I have this problem: give an example of a real sequence $\;\{a_n\}\;$ with
$$\lim_{n\to\infty}\left(a_{n+1}-a_n\right)=0\;,\;\;\text{but}\;\;\lim_{n\to\infty}a_n\;\;\text{doesn't exist finitely}$$
The two classical examples I know, namely the harmonic series's partial sums sequence, and the sequence $\;\{\log n\}\;$ , both use either infinite series theory or the continuity of the function $\;\log x\;$ , needed to deduce the existence and value of the limit
$$\log(n+1)-\log n=\log\frac{n+1}n\xrightarrow[n\to\infty]{}\log1=0$$
I'm trying to help somebody who has only studied sequences and their limits and is now in the Cauchy sequences part, but has not studied series nor functions and continuity.

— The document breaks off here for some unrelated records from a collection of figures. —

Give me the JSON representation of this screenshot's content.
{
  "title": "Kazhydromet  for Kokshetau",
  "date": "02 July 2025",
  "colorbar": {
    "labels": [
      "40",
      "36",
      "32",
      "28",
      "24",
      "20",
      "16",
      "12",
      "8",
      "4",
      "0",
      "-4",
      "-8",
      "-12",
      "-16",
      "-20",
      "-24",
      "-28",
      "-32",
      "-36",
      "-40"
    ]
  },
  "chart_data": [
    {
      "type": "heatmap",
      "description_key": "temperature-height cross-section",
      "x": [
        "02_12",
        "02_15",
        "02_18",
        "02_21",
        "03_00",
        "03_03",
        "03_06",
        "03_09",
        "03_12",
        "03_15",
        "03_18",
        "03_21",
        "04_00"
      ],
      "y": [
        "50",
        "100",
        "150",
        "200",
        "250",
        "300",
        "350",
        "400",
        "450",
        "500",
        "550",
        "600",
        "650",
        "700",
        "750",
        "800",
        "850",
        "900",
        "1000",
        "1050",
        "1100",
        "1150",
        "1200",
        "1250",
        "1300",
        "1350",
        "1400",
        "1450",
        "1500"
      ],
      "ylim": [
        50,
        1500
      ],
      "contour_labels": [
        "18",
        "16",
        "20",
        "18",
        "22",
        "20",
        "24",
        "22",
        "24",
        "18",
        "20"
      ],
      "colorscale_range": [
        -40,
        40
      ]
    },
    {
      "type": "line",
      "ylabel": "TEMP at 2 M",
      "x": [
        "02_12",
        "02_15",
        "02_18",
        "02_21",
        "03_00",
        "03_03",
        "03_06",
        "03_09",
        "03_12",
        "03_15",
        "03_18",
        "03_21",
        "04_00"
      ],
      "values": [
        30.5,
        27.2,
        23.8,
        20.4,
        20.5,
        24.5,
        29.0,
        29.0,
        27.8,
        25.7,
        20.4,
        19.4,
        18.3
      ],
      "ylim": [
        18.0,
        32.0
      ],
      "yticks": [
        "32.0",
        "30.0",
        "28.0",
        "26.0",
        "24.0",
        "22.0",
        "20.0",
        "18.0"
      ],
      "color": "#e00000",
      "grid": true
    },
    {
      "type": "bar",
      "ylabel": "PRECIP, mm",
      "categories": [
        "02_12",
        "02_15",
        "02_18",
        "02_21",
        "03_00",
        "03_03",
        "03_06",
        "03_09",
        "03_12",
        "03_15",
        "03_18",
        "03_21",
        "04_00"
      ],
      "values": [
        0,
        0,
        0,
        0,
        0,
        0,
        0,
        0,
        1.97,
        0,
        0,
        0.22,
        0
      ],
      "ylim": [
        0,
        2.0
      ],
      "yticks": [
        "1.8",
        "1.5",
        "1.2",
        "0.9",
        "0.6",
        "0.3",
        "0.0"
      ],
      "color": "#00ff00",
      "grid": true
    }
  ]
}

Any example in this will be appreciated.
You can also consider the sequence $(a_n)$ which is given by $a_n = \sqrt{n}$.
Note that everything you want to have can be shown elementarily. If $(a_n)$ would converge, then $(a_n^2)$ would also converge, but that is not possible. One can use a similar argument for the unboundedness of $(a_n)$. The convergence of $\sqrt{n+1} - \sqrt{n} \to 0$ can be shown easily, too.